Entre discutir y ser feliz, prefiero ser feliz
Discutir de manera frecuente absorbe nuestras energías, nos deja sin fuerzas, sin ganas y sin ilusión. Los enfados nos ahogan hasta tal punto que acaban por cobrarse la vida de nuestro bienestar afectivo.
Cuando las peleas se hacen habituales y no conseguimos salir de la espiral en la que nos hemos metido, sufrimos. Y mucho. Por eso, hay momentos en los que necesitamos, literalmente, huir.
Puede que queramos mucho a las personas que nos rodean, pero cuando las discusiones se convierten en un estilo de vida, nos convertimos en una especie de “ogro emocional” y solo sabemos refunfuñar y desquiciarnos.

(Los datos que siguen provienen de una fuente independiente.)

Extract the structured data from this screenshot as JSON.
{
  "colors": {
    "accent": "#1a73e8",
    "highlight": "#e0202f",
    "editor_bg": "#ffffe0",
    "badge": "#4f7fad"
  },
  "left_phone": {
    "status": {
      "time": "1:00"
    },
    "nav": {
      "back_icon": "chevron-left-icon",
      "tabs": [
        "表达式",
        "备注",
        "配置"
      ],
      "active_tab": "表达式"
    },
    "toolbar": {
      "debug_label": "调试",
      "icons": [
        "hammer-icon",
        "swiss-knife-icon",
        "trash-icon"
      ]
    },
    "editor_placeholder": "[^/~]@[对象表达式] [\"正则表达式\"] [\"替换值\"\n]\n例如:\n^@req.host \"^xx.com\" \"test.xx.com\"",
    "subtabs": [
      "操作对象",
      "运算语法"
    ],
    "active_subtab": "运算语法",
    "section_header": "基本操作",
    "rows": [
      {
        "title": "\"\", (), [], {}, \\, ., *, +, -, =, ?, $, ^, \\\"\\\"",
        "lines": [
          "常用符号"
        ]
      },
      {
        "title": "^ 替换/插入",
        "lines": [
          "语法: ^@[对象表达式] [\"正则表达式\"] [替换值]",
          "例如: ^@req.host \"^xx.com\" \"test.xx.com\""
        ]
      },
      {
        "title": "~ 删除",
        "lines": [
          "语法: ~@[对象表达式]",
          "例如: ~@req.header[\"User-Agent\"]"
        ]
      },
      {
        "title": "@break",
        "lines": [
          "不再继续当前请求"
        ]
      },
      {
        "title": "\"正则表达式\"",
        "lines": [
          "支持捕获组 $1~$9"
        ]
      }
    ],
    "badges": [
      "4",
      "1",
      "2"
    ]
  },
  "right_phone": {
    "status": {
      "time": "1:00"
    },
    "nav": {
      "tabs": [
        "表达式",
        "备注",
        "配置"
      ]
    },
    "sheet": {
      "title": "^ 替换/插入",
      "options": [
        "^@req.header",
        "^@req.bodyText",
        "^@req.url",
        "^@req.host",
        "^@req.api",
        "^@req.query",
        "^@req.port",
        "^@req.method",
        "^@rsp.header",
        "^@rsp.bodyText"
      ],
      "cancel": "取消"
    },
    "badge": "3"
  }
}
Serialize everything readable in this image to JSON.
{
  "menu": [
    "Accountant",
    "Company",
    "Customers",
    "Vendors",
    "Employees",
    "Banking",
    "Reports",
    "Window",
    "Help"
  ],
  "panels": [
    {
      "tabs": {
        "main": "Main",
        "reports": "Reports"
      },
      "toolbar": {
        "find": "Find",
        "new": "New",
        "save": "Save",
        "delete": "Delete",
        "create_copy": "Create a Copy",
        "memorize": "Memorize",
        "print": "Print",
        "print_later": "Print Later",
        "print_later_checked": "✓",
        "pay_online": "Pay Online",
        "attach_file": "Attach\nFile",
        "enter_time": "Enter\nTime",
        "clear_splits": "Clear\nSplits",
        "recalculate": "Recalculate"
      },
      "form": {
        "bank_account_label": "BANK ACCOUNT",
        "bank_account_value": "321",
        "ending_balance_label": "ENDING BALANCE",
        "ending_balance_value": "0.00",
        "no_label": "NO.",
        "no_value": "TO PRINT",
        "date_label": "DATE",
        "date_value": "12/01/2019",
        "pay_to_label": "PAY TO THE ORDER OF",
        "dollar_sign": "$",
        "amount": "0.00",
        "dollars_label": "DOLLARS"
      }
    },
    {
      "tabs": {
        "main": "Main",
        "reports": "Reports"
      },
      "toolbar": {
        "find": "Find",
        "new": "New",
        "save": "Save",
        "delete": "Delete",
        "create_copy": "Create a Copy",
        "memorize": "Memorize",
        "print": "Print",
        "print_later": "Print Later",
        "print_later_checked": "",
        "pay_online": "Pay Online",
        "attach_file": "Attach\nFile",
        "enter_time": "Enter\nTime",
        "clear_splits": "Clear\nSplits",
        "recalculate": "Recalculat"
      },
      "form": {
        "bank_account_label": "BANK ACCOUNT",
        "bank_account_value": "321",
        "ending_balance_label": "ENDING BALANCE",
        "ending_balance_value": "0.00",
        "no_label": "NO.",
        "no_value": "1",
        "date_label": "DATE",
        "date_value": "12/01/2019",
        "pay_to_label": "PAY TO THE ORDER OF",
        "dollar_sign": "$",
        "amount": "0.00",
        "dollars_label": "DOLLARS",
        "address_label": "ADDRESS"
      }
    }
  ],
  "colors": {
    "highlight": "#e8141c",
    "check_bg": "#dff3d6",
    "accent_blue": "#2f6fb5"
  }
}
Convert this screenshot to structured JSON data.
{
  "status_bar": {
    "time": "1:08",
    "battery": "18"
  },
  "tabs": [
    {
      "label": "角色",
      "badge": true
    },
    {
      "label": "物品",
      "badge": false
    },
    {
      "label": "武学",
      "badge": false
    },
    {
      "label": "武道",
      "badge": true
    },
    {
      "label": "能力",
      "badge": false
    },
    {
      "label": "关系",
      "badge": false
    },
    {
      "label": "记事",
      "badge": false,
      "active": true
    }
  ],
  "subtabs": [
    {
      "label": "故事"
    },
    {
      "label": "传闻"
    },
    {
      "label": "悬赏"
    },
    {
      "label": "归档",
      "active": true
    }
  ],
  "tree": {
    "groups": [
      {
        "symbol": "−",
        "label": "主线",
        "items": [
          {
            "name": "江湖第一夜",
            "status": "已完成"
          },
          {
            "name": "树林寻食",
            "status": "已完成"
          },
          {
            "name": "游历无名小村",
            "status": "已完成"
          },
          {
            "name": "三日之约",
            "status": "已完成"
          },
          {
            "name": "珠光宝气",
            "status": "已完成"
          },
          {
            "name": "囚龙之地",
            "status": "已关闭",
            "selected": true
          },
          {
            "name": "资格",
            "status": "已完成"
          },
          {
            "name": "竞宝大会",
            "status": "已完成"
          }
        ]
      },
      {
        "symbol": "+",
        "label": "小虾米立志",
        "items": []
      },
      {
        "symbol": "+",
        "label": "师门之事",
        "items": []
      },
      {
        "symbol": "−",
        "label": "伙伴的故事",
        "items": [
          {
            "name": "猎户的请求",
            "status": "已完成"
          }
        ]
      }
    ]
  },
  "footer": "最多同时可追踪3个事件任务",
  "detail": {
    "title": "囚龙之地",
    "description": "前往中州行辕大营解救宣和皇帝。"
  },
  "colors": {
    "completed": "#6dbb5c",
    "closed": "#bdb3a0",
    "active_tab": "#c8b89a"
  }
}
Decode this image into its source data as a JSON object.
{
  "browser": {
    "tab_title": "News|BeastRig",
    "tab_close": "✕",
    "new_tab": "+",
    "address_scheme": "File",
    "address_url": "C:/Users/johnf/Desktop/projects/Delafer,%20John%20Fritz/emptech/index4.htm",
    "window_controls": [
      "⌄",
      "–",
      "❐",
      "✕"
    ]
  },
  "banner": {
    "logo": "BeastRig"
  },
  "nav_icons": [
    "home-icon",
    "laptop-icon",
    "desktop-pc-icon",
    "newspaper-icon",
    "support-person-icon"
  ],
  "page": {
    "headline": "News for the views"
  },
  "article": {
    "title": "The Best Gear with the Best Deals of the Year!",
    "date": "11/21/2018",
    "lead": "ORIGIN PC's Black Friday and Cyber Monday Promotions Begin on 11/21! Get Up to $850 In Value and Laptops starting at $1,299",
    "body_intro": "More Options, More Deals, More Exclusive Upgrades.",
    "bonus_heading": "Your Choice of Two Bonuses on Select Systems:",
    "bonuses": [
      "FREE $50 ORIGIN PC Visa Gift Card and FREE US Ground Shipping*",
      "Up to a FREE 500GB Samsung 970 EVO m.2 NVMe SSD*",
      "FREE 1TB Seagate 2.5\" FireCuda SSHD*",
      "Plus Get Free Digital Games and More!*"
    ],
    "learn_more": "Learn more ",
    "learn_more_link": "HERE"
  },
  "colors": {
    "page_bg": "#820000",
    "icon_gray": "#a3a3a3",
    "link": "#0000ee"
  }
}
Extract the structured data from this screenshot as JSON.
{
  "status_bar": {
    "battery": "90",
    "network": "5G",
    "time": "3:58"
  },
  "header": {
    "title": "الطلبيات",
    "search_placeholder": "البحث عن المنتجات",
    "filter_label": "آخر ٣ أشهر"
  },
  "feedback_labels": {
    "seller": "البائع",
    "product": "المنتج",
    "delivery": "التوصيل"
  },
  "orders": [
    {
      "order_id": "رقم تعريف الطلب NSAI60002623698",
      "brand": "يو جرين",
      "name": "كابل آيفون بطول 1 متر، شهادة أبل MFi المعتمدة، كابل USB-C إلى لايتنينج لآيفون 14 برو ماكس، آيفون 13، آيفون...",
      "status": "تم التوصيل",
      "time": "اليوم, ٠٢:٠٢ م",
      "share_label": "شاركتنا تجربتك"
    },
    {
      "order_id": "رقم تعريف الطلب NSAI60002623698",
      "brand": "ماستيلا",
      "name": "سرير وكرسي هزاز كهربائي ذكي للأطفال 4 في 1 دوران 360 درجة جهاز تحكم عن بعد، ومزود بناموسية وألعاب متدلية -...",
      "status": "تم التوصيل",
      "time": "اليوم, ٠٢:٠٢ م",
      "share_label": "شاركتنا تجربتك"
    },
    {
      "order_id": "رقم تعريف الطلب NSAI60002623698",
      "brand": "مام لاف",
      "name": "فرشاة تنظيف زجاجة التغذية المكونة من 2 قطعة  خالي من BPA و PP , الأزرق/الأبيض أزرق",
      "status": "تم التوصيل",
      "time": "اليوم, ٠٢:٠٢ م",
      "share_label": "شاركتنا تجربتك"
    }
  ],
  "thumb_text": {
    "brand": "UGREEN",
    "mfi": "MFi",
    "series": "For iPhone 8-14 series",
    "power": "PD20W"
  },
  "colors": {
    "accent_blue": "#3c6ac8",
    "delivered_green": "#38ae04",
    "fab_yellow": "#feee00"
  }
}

La importancia de discutir en su justa medida
No se trata de no discutir nunca, sino de saber elegir las razones por las que vale la pena hacerlo y las razones por las que no. En este sentido, discutir tiene que servir para comprendernos, validarnos y respetarnos; nunca para atormentarnos de manera constante.
Lo que ocurre es que cuando estamos tan dominados por la irritabilidad, no conseguimos responder a la lógica. Por eso, es importante que aprendamos a tolerar la frustración de que alguien no piense lo mismo que nosotros y, por lo tanto, de que se genere un conflicto.
Así, hay que saber por lo que debemos discutir y por lo que no. O sea, evitar hacerlo no es nunca signo de inferioridad, de rendición o de cobardía. Saber discutir e incluso enfadarnos en su justa medida es saber manejar nuestras emociones, es decir, poseer inteligencia emocional.
“Cualquiera puede enfadarse, eso es algo muy sencillo. Pero enfadarse con la persona adecuada, en el grado exacto, en el momento oportuno, con el propósito justo y del modo correcto, eso, ciertamente, no resulta tan sencillo”
-Aristóteles-
La guerra fría como resultado de los enfados frecuentes
Cuando ignoramos a alguien a propósito y con propósito se dice que estamos aplicando la ley del hielo. Esto es algo así como golpear a alguien con el cruel látigo de nuestra indiferencia sin ofrecer ningún tipo de explicación ni deferencia.
Como es obvio, esto nunca resulta adecuado, por muy tóxica que sea la persona a la que se lo aplicamos. De hecho, digamos que es la forma más cruel de castigar a alguien.
Sea porque queremos acabar con una espiral de enfados o de conflictos que están mermándonos, o sea porque no sabemos qué hacer para librarnos de alguien, la ley del hielo es una verdadera tortura (y por lo tanto un comportamiento intolerable).
La ley del hielo es una forma de abuso emocional realmente destructiva para las personas y para las relaciones. Esto es así porque si hay algo para lo que no estamos preparados es afrontar la indiferencia. Así, como no debemos permitirnos hacer daño a nadie deliberadamente, tenemos que evitar aplicarla.
Discutir sin parar nos resta energía para vivir
Cuando las discusiones frecuentes llevan a enfados, acabamos por enfadarnos con nosotros mismos. Nos frustramos por la impotencia de nunca estar de acuerdo y no podernos entender, nos enfadamos por no conseguir disfrutar del otro.
Poco a poco dejamos de sentirnos bien y cada vez nos sentimos más confundidos ante nuestra falta de ganas por reconciliarnos o, incluso, de hablar. Esto es natural, pues al fin y al cabo nos hemos enemistado con la posibilidad de manifestar nuestras opiniones y sentimientos.
De alguna manera, cada enfado que sumamos supone un nuevo castigo a nuestra identidad y nuestra aprobación interna. Por eso, tenemos que buscar la manera de romper con la costumbre de discutir por sinsentidos, romper con todo y empezar a preocuparnos por lo que de verdad importa: vivir y apreciar lo bueno de los que tenemos a nuestro alrededor.